1. Mensagem do nosso camarada Mário Beja Santos (ex-Alf Mil Inf, CMDT do Pel Caç Nat 52, Missirá e Bambadinca, 1968/70), com data de 31 de Janeiro de 2017:

Queridos amigos,
Este documento que contou com a coordenação de um dos mais promissores sociólogos guineenses, Miguel de Barros, ativista da democracia participativa, dá-nos um entendimento da fragilização do Estado, das mudanças ocorridas na sociedade civil após 1991, com o reconhecimento do multipartidarismo, fica-se com um quadro de referência de quem é quem na sociedade civil, quais as vulnerabilidades e até perversidades existentes no universo associativo, procede-se a recomendações e não se ilude que no quadro dos cenários se impõem três vias: um Estado funcional, uma sociedade civil forte e um sistema democrático viabilizado, um Estado frágil, uma sociedade civil dependente de um sistema democrático de fachada ou, mais grave ainda, um Estado disfuncional, uma sociedade civil fraca e um sistema democrático ameaçado.
Sem querermos ser patéticos, tudo se encaminha, insidiosamente, para a terceira hipótese.

Um abraço do
Mário


A sociedade civil guineense: ásperos tempos, esperanças enormes

Beja Santos

Miguel de Barros
A obra intitula-se “A Sociedade Civil e o Estado na Guiné-Bissau, Dinâmicas, Desafios e Perspetivas”, coordenação de Miguel Barros, Edições Corubal, 2014.

O autor é um dinâmico sociólogo, diretor executivo da ONG Tiniguena e autor de trabalhos relacionados com a sociedade civil, em dimensões como a segurança alimentar, a participação das mulheres na política, a juventude e as transformações sociais na Guiné-Bissau. Graças a um programa patrocinado pela União Europeia, cujo objetivo é contribuir para a consolidação da boa governação e o envolvimento dos atores não estatais, procede-se neste trabalho a um diagnóstico para identificar as organizações da sociedade civil, em particular organizações não-governamentais (sindicatos, associações de base, redes e plataformas, grupos temáticos), e procurar entender os desafios que se põem para que estes parceiros desenvolvam parcerias com todas as organizações dedicadas ao desenvolvimento da sociedade civil.

Primeiro, o ambiente de trabalho, a grave crise económica e social permanente, em que o Estado reduziu a sua intervenção em simultâneo com a perda de capacidade económica e do poder de compra das famílias. As convulsões político-militares, os golpes de Estado, a fragilidade governamental, o próprio Estado frágil acarretam crescimento negativo, empobrecimento, quebra nos indicadores de desenvolvimento humano. A sociedade civil iniciou um processo de autonomização com o definhamento do partido-Estado e o multipartidarismo, fenómenos contemporâneos do fim dos monopólios estatais e da omnipresença do Estado na esfera dos negócios.

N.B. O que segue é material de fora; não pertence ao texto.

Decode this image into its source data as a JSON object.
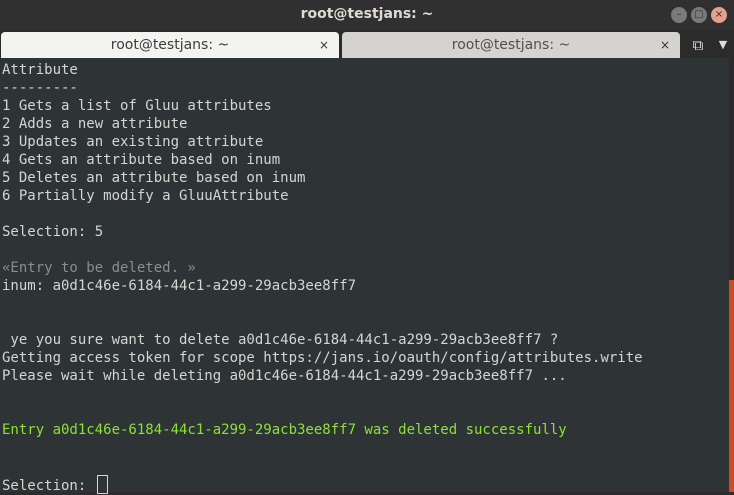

Segundo, foi nesse contexto que cresceram as iniciativas de mobilização coletiva, brotaram as organizações não-governamentais, fenómeno a que não foi indiferente o aparecimento de fundos oriundos da Ajuda Pública ao Desenvolvimento, constelação social que revela aspetos muito positivos mas também perversos, por estarem independentes das agendas dos financiadores e dos programas.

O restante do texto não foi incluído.